1.Tell us more about your organisation and your activities in the utility industry?
The German Development Institute / Deutsches Institut für Entwicklungspolitik (DIE) operates as the Think Tank for the German Federal Ministry of Economic Co-operation and Development (BMZ), providing policy advice on a range of topics. The DIE has been engaged in the utility industry by conducting a number of studies related to end-user energy efficiency. Among others, it has conducted empirical research on household energy efficiency in the Nairobi informal settlement of Kibera in Kenya and on industrial activities in South Africa.
2.What in your view are the main challenges currently to the energy industry in Africa?

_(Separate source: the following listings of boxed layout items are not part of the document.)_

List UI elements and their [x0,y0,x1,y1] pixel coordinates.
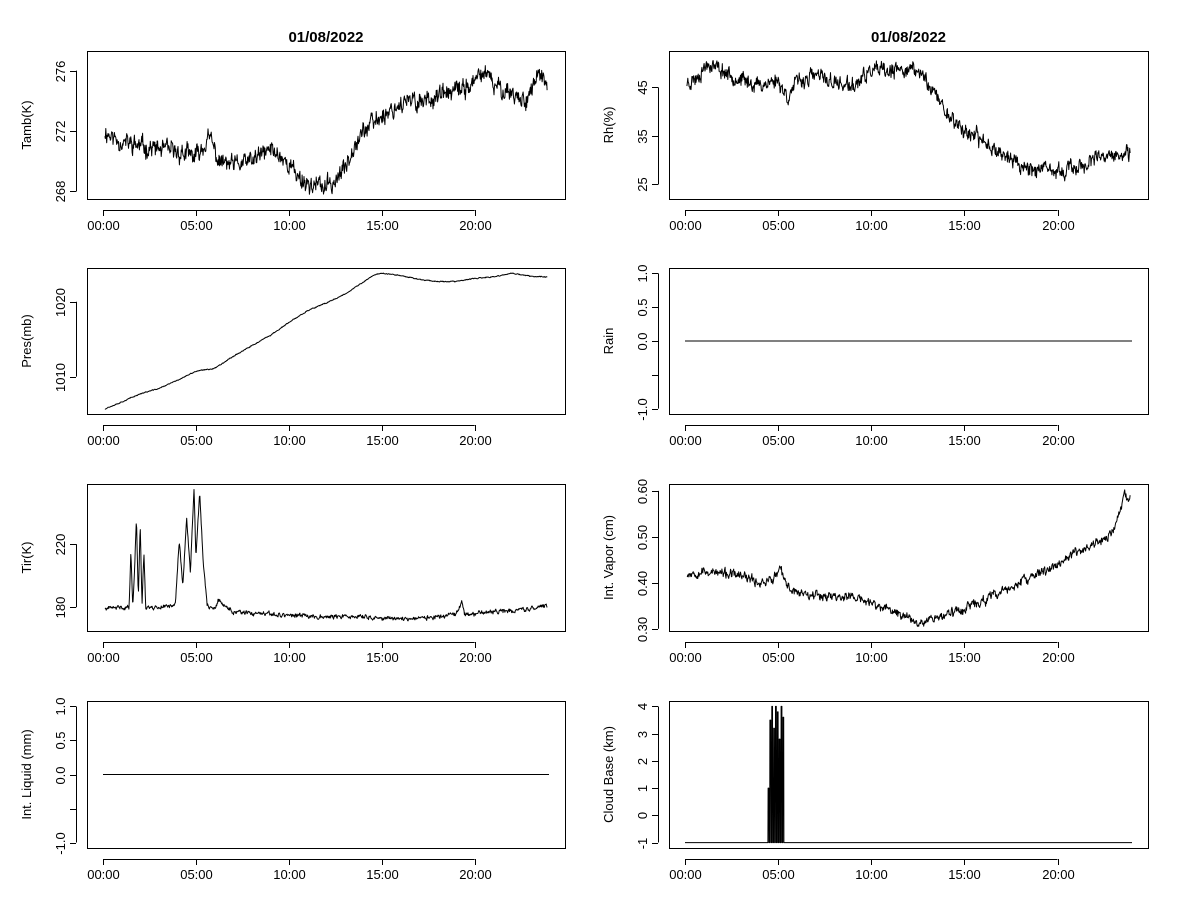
x-tick-label: 15:00 [366,433,399,448]
chart-tir: 00:00 05:00 10:00 15:00 20:00 180 220 Tir(K) [19,485,566,666]
y-axis-label: Pres(mb) [19,314,34,367]
y-axis-label: Tamb(K) [19,100,34,149]
chart-title: 01/08/2022 [288,29,363,46]
x-tick-label: 15:00 [948,650,981,665]
plot-frame [88,485,566,632]
y-tick-label: 2 [635,758,650,765]
chart-title: 01/08/2022 [871,29,946,46]
y-tick-label: 0.0 [53,766,68,784]
x-tick-label: 15:00 [948,218,981,233]
chart-pres: 00:00 05:00 10:00 15:00 20:00 1010 1020 Pres(mb… [19,269,566,449]
y-tick-label: 0.40 [635,571,650,596]
y-axis-label: Rh(%) [601,107,616,144]
y-tick-label: 0.5 [53,731,68,749]
y-tick-label: 272 [53,121,68,143]
x-tick-label: 20:00 [1042,867,1075,882]
x-tick-label: 05:00 [762,867,795,882]
y-tick-label: 220 [53,534,68,556]
y-tick-label: 3 [635,731,650,738]
figure-canvas: 01/08/2022 00:00 05:00 10:00 15:00 20:00 268 27… [0,0,1200,900]
series-line-vapor [687,490,1130,627]
plot-frame [88,52,566,200]
y-tick-label: 268 [53,181,68,203]
chart-vapor: 00:00 05:00 10:00 15:00 20:00 0.30 0.40 0.50 0.6… [601,479,1149,665]
y-tick-label: 0.50 [635,525,650,550]
x-tick-label: 20:00 [1042,650,1075,665]
y-tick-label: 0.5 [635,298,650,316]
y-tick-label: 0.0 [635,332,650,350]
y-axis-label: Tir(K) [19,541,34,573]
x-tick-label: 00:00 [87,433,120,448]
x-tick-label: 00:00 [87,650,120,665]
x-tick-label: 05:00 [762,650,795,665]
plot-frame [670,485,1149,632]
series-line-cloud [685,706,1132,842]
x-tick-label: 00:00 [87,867,120,882]
y-tick-label: 0.60 [635,479,650,504]
x-tick-label: 20:00 [459,650,492,665]
x-tick-label: 15:00 [366,218,399,233]
y-tick-label: 1 [635,785,650,792]
x-tick-label: 00:00 [669,433,702,448]
x-tick-label: 05:00 [180,650,213,665]
x-tick-label: 20:00 [459,218,492,233]
y-tick-label: 1010 [53,363,68,392]
chart-liquid: 00:00 05:00 10:00 15:00 20:00 -1.0 0.0 0.5 1.0 In… [19,697,566,882]
x-tick-label: 10:00 [273,650,306,665]
x-tick-label: 10:00 [855,650,888,665]
y-tick-label: -1 [635,838,650,850]
y-axis-label: Rain [601,328,616,355]
y-tick-label: -1.0 [635,398,650,420]
chart-rain: 00:00 05:00 10:00 15:00 20:00 -1.0 0.0 0.5 1.0 Ra… [601,264,1149,448]
series-line-rh [687,61,1130,181]
chart-cloud: 00:00 05:00 10:00 15:00 20:00 -1 0 1 2 3 4 Cloud Ba… [601,702,1149,883]
y-axis-label: Cloud Base (km) [601,726,616,823]
x-tick-label: 10:00 [273,433,306,448]
series-line-pres [105,273,547,409]
y-tick-label: 0 [635,812,650,819]
x-tick-label: 05:00 [180,433,213,448]
x-tick-label: 10:00 [855,867,888,882]
x-tick-label: 20:00 [1042,218,1075,233]
x-tick-label: 10:00 [273,867,306,882]
y-tick-label: 0.30 [635,617,650,642]
series-line-tir [105,490,547,621]
x-tick-label: 05:00 [762,218,795,233]
plot-frame [88,269,566,415]
chart-tamb: 01/08/2022 00:00 05:00 10:00 15:00 20:00 268 27… [19,29,566,233]
y-tick-label: 25 [635,177,650,191]
x-tick-label: 20:00 [459,867,492,882]
x-tick-label: 00:00 [669,867,702,882]
x-tick-label: 15:00 [948,867,981,882]
x-tick-label: 05:00 [180,218,213,233]
x-tick-label: 15:00 [366,867,399,882]
x-tick-label: 20:00 [459,433,492,448]
x-tick-label: 00:00 [669,218,702,233]
x-tick-label: 10:00 [855,433,888,448]
chart-rh: 01/08/2022 00:00 05:00 10:00 15:00 20:00 25 35 4… [601,29,1149,233]
x-tick-label: 10:00 [273,218,306,233]
x-tick-label: 00:00 [669,650,702,665]
plot-frame [670,702,1149,849]
y-tick-label: 35 [635,129,650,143]
x-tick-label: 05:00 [762,433,795,448]
y-tick-label: 180 [53,597,68,619]
x-tick-label: 00:00 [87,218,120,233]
y-tick-label: 1.0 [635,264,650,282]
y-axis-label: Int. Vapor (cm) [601,515,616,600]
y-tick-label: 1020 [53,288,68,317]
x-tick-label: 10:00 [855,218,888,233]
x-tick-label: 15:00 [366,650,399,665]
x-tick-label: 20:00 [1042,433,1075,448]
y-tick-label: 1.0 [53,697,68,715]
y-tick-label: 4 [635,703,650,710]
y-tick-label: 45 [635,80,650,94]
x-tick-label: 05:00 [180,867,213,882]
y-tick-label: -1.0 [53,832,68,854]
x-tick-label: 15:00 [948,433,981,448]
y-axis-label: Int. Liquid (mm) [19,729,34,819]
y-tick-label: 276 [53,61,68,83]
series-line-tamb [105,66,547,195]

Much of the focus is frequently placed on the requirements of scaling up energy access and provision in Africa, and rightly so. However, this may unnecessarily ignore the welfare and energy security gains that can be realised through demand side management efforts. Although time and financial resources are tight, behaviour change can yield low-cost, high-value contributions in terms of demand reduction and welfare contributions. At the industry level, this would be a key input in terms of competitiveness.
Behaviour change is an important precursor and complement to technology upgrading and should be integrated more broadly into industrial energy efficiency initiatives. The valuation of behaviour modification can be difficult however, requiring the introduction of tailored structures to facilitate the provision of lines of credit to support behaviour change programmes, for example.
3.Any specific project updates/success stories that you can share?
The DIE has conducted the first, to our knowledge, in-depth study of behavioural insights for energy efficiency among firms and households in developing and emerging economies. A randomised control trial conducted in Kenya has illustrated the value of behavioural inputs in encouraging demand side management measures.
4.You are part of the conference programme at this year’s African Utility Week in May, what will be your message?
My message will focus on the potential of behavioural insights to realise substantial savings in household and industry. Behaviour modification is certainly no easy task, and while it often requires deliberative reflection to identify useful entry points, it frequently yields high gains. While behaviour is a popular topic at the moment, I will go into detail to identify means of implementation, particularly drawing from empirical evidence on the African continent.
5.What are you most looking forward to at African Utility Week?
I am most looking forward to the exchange with implementers and the opportunity to further contextualize my own research while sharing evidence based policy recommendations.